Kabupaten Cianjur – Jumlah penderita HIV/AIDS di Kabupaten Cianjur, terus bertambah dari waktu ke waktu. Kurun lima tahun terakhir, trennya meningkat.

Data pada Dinas Kesehatan (Dinkes) Kabupaten Cianjur menunjukkan jumlah penderita HIV/AIDS tahun ini naik dibandingkan tahun sebelumnya, yakni dari 140 orang menjadi 158 orang hingga Oktober.

Kepala Seksi Pencegahan dan Pengendalian Penyakit Menular Dinkes Kabupaten Cianjur, Rostiani Dewi menyebutkan, kalangan LSL (lelaki seks lelaki) mendominasi jumlah ODHA (orang dengan HIV/AIDS) tahun ini, yakni sebanyak 71 orang.

“Sisanya dari kalangan wanita penjaja seks, waria, pengguna narkoba jarum suntik dan masyarakat umum, termasuk ibu rumah tangga, anak-anak dan juga balita,” tutur Rostiani kepada Masaginews.com, Sabtu (30/12/2019).
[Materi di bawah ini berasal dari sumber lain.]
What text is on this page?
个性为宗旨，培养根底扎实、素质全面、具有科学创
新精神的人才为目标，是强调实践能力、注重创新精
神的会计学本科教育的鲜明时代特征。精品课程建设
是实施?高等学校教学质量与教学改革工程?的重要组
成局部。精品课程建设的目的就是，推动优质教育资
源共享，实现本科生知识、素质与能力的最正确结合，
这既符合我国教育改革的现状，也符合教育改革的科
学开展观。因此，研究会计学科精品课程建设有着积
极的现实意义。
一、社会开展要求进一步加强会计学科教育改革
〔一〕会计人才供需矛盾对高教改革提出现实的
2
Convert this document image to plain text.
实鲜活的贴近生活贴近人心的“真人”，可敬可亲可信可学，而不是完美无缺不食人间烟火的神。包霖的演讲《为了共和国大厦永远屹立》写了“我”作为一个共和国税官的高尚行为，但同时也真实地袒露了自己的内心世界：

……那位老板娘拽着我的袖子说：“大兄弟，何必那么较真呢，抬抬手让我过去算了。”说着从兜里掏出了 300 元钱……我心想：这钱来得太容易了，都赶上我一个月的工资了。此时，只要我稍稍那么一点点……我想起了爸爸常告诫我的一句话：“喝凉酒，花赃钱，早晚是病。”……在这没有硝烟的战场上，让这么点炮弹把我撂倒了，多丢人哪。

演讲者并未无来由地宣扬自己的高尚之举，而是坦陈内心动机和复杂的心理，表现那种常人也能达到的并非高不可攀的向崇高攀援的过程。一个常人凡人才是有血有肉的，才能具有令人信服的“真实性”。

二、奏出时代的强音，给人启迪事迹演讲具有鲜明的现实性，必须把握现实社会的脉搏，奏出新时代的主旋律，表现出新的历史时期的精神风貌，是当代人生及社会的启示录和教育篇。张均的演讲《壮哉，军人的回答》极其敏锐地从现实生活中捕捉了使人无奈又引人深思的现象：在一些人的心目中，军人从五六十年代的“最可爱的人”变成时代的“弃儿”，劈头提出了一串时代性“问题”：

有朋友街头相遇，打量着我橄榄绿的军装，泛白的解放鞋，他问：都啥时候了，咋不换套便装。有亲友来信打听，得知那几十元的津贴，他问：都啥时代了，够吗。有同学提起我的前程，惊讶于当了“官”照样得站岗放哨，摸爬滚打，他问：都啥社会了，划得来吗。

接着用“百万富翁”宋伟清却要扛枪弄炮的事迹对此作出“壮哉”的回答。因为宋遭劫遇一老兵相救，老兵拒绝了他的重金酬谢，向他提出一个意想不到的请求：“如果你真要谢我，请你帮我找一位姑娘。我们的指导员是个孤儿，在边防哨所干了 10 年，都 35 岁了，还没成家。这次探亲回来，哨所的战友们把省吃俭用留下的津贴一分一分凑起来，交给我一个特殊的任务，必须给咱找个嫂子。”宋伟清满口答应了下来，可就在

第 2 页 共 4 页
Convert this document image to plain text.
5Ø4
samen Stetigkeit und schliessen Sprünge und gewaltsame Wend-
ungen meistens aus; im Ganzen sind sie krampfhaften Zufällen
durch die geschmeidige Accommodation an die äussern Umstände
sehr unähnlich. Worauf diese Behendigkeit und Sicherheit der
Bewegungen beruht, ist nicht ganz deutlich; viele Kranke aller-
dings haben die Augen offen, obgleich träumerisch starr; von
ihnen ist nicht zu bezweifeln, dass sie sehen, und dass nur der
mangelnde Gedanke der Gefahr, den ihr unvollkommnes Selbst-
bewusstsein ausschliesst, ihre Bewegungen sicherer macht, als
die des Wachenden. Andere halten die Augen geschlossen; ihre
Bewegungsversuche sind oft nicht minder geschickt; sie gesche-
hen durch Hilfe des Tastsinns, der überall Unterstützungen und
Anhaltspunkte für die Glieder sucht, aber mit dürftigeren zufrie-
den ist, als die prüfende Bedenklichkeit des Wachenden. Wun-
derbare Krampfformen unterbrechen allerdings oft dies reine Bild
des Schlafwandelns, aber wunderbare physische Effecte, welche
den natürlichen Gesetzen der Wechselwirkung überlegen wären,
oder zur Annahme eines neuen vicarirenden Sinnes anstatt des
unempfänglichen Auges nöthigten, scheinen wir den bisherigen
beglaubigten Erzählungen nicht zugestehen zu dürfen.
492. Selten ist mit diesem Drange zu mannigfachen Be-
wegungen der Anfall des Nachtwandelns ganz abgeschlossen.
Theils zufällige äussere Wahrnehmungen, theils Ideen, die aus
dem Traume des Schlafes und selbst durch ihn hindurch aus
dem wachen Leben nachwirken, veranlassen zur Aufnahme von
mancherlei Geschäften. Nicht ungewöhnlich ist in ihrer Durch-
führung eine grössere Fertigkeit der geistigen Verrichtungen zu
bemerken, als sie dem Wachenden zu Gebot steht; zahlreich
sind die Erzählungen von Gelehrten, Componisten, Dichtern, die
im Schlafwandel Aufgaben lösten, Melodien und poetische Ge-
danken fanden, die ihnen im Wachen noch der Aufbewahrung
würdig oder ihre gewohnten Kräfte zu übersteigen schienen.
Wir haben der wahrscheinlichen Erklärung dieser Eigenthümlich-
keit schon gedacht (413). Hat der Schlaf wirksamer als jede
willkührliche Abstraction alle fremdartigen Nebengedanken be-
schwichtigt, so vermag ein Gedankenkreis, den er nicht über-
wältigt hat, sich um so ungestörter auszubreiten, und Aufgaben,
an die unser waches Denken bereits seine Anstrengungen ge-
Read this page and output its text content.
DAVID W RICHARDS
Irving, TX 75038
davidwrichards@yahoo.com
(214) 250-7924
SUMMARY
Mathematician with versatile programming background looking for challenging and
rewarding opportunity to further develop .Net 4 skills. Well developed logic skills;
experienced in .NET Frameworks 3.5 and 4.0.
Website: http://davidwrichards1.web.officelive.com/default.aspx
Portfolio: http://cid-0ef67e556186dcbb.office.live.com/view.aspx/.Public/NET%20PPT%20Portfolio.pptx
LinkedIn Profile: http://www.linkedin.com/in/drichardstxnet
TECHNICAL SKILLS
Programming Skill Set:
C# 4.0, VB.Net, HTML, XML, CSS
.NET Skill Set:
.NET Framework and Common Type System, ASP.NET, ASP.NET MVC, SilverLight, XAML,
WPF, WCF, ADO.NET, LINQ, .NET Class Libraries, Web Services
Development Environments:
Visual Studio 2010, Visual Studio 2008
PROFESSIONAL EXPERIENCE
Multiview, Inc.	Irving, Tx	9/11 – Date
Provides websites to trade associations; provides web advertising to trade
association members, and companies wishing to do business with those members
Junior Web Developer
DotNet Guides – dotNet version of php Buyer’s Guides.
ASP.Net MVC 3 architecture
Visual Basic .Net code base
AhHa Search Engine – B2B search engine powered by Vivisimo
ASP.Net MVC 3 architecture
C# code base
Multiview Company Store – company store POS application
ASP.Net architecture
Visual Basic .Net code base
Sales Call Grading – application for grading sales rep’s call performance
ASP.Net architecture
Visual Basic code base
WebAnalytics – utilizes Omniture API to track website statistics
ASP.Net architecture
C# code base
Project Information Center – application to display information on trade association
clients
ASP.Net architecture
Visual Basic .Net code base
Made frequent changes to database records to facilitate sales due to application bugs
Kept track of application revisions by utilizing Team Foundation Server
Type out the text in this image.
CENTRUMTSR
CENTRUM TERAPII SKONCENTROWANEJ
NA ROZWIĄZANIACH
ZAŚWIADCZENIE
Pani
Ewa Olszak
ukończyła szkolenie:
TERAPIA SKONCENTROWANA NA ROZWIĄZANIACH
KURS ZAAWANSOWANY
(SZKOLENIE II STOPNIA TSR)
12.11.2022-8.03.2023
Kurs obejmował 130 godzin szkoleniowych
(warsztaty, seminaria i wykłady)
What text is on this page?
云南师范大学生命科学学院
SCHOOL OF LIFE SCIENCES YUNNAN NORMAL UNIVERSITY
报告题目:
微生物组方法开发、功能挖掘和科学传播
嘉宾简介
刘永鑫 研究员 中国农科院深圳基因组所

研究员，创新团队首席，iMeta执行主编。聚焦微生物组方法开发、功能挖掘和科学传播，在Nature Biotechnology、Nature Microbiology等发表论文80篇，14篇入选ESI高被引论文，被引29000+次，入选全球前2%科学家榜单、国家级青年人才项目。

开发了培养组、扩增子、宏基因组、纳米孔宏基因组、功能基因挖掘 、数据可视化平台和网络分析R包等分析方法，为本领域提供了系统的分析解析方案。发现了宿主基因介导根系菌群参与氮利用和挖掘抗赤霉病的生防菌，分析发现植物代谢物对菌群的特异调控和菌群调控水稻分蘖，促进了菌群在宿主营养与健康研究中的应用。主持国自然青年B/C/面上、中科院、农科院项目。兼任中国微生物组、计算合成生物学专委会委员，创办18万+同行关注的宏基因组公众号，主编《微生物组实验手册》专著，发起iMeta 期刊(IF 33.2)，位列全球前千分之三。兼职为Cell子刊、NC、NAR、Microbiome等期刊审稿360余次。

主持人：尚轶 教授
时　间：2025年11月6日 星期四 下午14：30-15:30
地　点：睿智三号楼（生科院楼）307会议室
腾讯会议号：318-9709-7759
Menurut dia, dominasi ODHA dari kaum biseksual tersebut tidak terlepas dari fenomena seks antarlelaki di Kabupaten Cianjur yang merebak dalam beberapa tahun terakhir ini.

“Aktivitas seks menyimpang ini paling rentan dalam penularan HIV/AIDS, sehingga tidak mengherankan jumlah penderitanya terus meningkat dari tahun ke tahun,” kata dia.

Oleh karena itu, ODHA dari kalangan LSL saat ditemukan (diperiksa) banyak yang sudah stadium AIDS. Pihak dinas sendiri mengaku kesulitan untuk menjangkau komunitas mereka karena tertutup.

“Karenanya, bersama KPA (Komisi Penanggulangan Aids) kita gandeng NGO-NGO agar bisa menjangkau komunitas tersebut. Ternyata saat dilakukan tes terhadap mereka, banyak yang sudah positif (HIV/AIDS),” ucapnya.

Menurut Rostiani, ada banyak faktor yang memicu maraknya perilaku seks antarlelaki di Kabupaten Cianjur. Selain soal orientasi seksual, gaya hidup dan tuntutan ekonomi juga turut menjadi faktor pemicu.

“Ada juga karena broken home. Mencari pelarian hingga bergabung dengan komunitas itu yang dirasa lebih memberikan rasa nyaman, termasuk juga ada yang diakibatkan pengalaman masa lalu yang buruk, seperti pernah menjadi korban sodomi,” terang dia.

Perilaku seks antarlelaki ini, dikatakannya, telah menyasar hampir semua kalangan, pegawai swasta, ASN (pegawai pemerintahan), buruh pabrik hingga pelajar dan mahasiswa.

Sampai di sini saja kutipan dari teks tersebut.